Sales has never been tougher. In the digital age, competition for people’s attention is fierce. And customers are armed with more knowledge than ever before. For these reasons, companies can’t get lazy about their approach to sales. They need to be strategic; they have to find new ways to manage customer relationships, and they need effective ways to track how they’re doing.

In this lesson, we’ll listen to a pharmaceutical sales team discuss new strategies to improve and track their performance. In their discussion, you’ll hear a lot of what we call collocations. Collocations are just groups of words that combine naturally. For example, if you want to say that someone finishes making a sale, you can say that he “closes a sale.” Everyone uses that verb “close.” Nobody says “shut” a sale or “do” a sale. The correct collocation is “close a sale.”

Native speakers learn and use these collocations naturally. And if you want to improve your vocabulary and sound more fluent, you can learn to use them too. As you listen to the dialog, try to pick out some of these collocations and we’ll discuss them later in the debrief.

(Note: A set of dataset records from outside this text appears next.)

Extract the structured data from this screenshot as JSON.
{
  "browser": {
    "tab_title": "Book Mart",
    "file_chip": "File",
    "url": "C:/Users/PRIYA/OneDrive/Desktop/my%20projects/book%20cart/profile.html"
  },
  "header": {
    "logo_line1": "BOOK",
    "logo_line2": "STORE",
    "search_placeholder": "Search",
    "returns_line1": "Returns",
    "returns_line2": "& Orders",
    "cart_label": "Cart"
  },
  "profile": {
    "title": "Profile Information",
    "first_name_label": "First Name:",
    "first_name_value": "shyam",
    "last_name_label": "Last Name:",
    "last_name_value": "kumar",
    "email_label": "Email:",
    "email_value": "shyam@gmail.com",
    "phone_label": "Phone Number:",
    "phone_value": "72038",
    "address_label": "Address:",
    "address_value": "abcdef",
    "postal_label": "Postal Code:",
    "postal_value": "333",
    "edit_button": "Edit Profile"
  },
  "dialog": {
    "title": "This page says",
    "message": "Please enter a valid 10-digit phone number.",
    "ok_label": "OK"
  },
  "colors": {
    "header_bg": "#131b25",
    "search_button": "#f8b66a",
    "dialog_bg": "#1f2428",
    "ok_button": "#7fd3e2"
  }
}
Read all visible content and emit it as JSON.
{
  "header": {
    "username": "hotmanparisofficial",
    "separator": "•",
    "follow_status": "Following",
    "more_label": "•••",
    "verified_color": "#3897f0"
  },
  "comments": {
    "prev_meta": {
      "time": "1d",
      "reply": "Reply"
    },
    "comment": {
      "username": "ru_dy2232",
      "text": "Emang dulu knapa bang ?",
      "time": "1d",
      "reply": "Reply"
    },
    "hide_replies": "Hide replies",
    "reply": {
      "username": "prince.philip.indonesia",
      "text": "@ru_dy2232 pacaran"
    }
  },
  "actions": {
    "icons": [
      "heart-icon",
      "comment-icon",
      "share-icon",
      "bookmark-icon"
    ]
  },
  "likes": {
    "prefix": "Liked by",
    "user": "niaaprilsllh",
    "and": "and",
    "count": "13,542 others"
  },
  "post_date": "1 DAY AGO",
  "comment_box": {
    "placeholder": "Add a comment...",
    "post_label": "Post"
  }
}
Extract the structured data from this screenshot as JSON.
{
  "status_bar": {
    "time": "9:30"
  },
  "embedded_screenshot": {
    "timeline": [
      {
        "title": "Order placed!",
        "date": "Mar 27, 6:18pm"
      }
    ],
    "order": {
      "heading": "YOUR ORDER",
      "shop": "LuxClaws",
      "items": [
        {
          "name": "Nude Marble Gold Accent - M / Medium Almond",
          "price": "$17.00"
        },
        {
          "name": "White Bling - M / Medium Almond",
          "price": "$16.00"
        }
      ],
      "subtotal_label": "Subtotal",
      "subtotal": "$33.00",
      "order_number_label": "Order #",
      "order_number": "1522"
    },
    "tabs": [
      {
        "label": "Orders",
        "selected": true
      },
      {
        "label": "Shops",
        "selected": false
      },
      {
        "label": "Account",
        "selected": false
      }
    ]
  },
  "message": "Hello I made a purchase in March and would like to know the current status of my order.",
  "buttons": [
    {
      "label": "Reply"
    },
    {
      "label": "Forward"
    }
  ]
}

In the dialog, we’ll listen to a discussion between Fran, Gus, and Nick. In our last lesson, the team discussed the need to improve their company’s sales. Now they’re talking about ways to do that. During their discussion, they use many English collocations related to sales.

Listening Questions

1. What does Nick think his colleague Dennis is doing wrong?
2. What does Nick believe is an outdated way of measuring their success?
3. What does Nick believe will happen if they improve their performance metrics?